I am talking here of public miracles, miracles of claimed general significance.
There are three main attitudes.
1. They are all fake - all explicable by error, dishonesty or delusion.
2. They are rare, but some are real - and these are divine. If error, dishonesty and delusion can be ruled-out - using reasonable criteria - then public miracles are divine communications.
3. Of real miracles, most are demonic.
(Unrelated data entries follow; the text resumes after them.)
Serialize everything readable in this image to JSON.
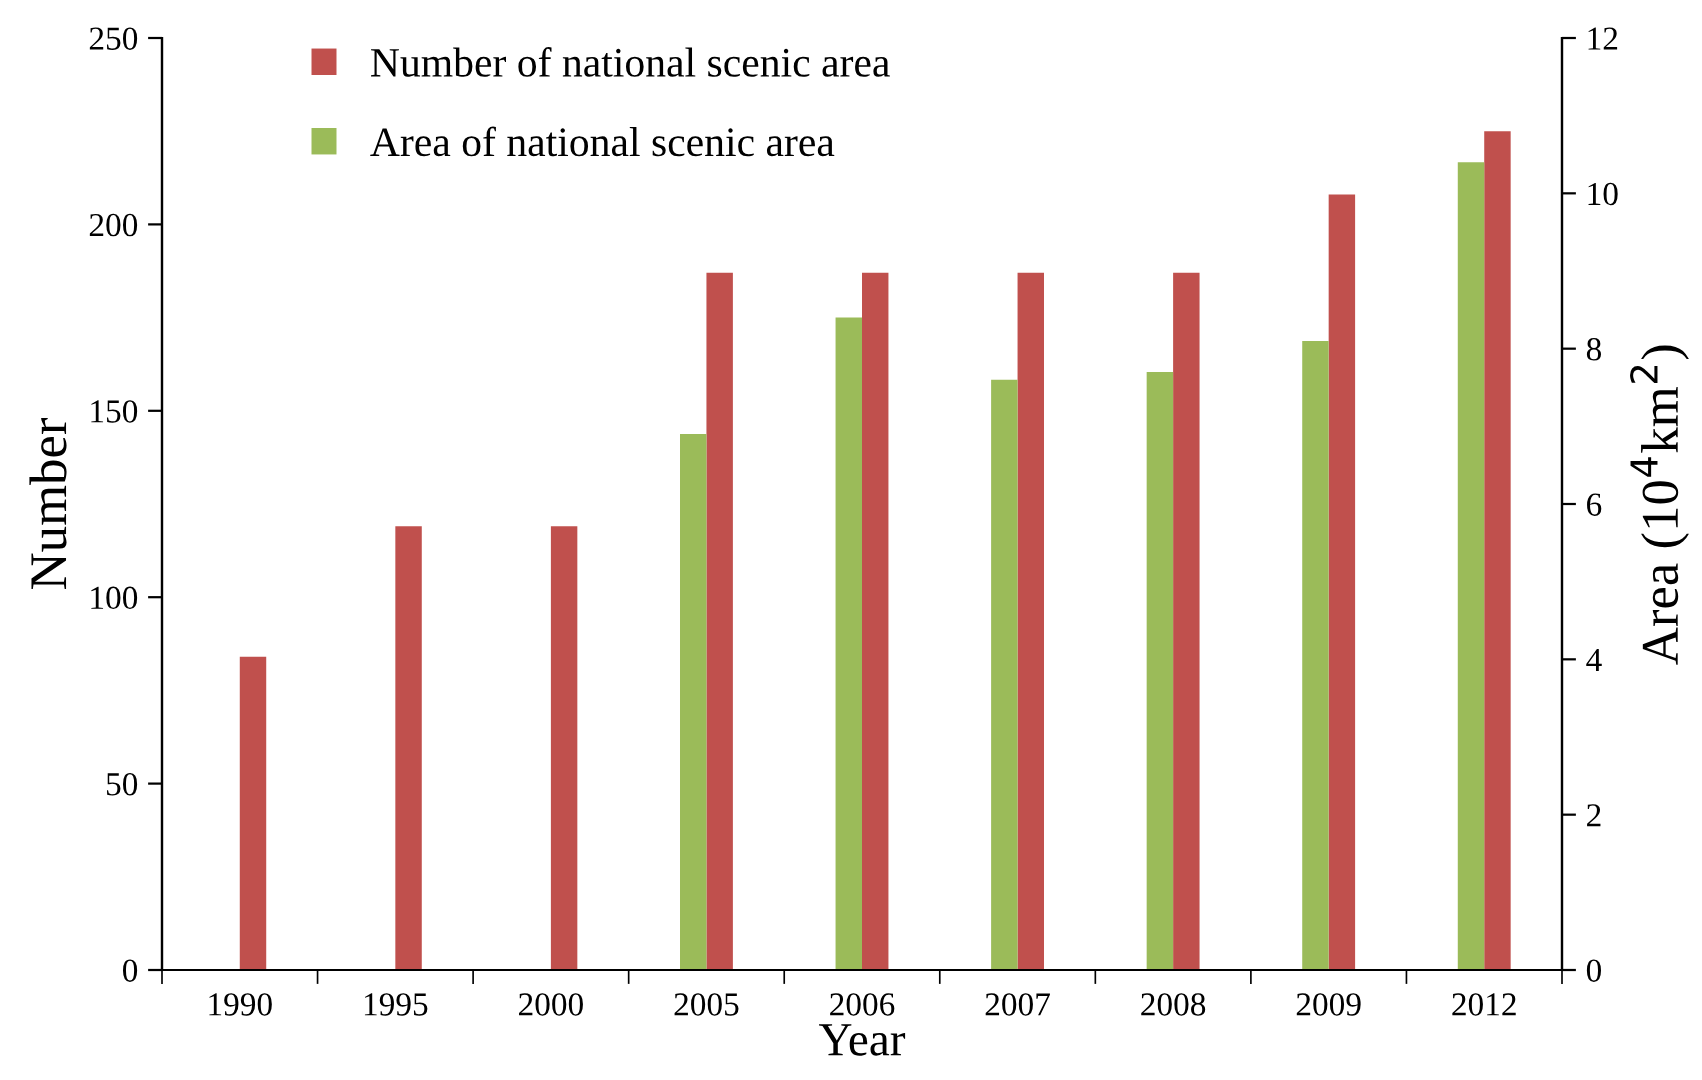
{
  "chart_data": {
    "type": "bar",
    "xlabel": "Year",
    "ylabel": "Number",
    "y2label": "Area (10$^{4}$km$^{2}$)",
    "categories": [
      "1990",
      "1995",
      "2000",
      "2005",
      "2006",
      "2007",
      "2008",
      "2009",
      "2012"
    ],
    "series": [
      {
        "name": "Number of national scenic area",
        "color": "#c0504d",
        "values": [
          84,
          119,
          119,
          187,
          187,
          187,
          187,
          208,
          225
        ]
      },
      {
        "name": "Area of national scenic area",
        "color": "#9bbb59",
        "axis": "y2",
        "values": [
          null,
          null,
          null,
          6.9,
          8.4,
          7.6,
          7.7,
          8.1,
          10.4
        ]
      }
    ],
    "ylim": [
      0,
      250
    ],
    "yticks": [
      0,
      50,
      100,
      150,
      200,
      250
    ],
    "y2lim": [
      0,
      12
    ],
    "y2ticks": [
      0,
      2,
      4,
      6,
      8,
      10,
      12
    ],
    "grid": false,
    "legend": "top left"
  }
}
Indeed public miracles are assumed to be demonic, except when there are grounds to consider otherwise.
The third position is, I believe, correct - it is the one I have derived from Eastern Orthodoxy especially Fr Seraphim Rose.
The normal public debate is therefore mistaken and a false dichotomy: I mean the debate between people who believe something is a miracle and that therefore it is from God on one side, and those who disbelieve that this event was a miracle (either specifically this event not a miracle, or often because they believe miracles to be impossible as such).
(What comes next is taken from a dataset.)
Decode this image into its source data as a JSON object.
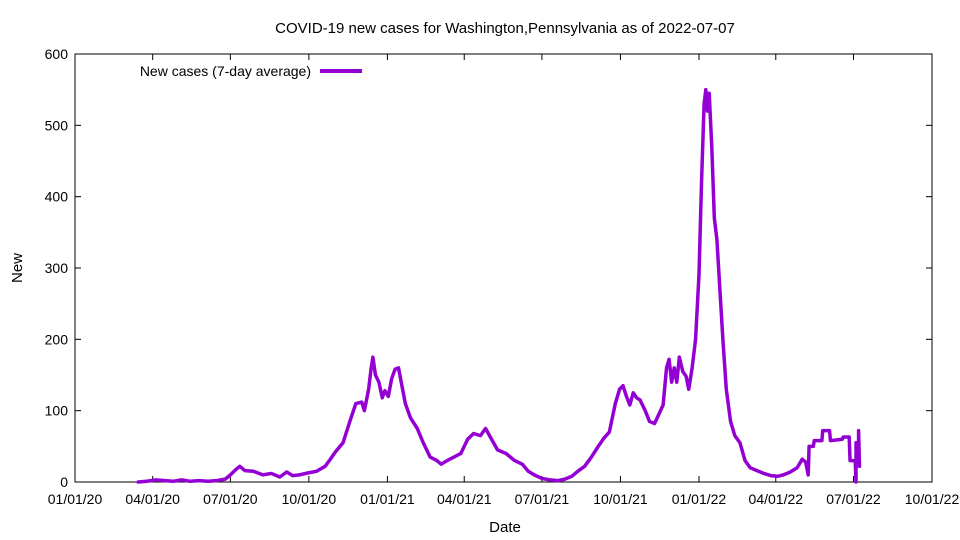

This is a distinctive aspect of Eastern Orthodox mystical tradition - a lively recognition that supernatural experience is real but usually demonic.
All other traditions (and individuals) seem, by comparison, dangerously credulous about mystical experience.
It is real, not-uncommon, but usually harmful.
The difficulty about mystical experience is not to have it, but to have it real and benign (ie. divine).
(Demonic miracles would no doubt be performed in a different way, using different methods, than divine miracles - but the point is that they may be very difficult or impossible for humans to distinguish in terms of their observable effects.)
My attitude is that miracles happen, I mean real public miracles, but that most of them are demonic in origin and designed to mislead, to harm souls. I would not usually argue the toss over whether something really was or was not a miracle, but assuming it really was a miracle, would argue about whether it was a divine miracle.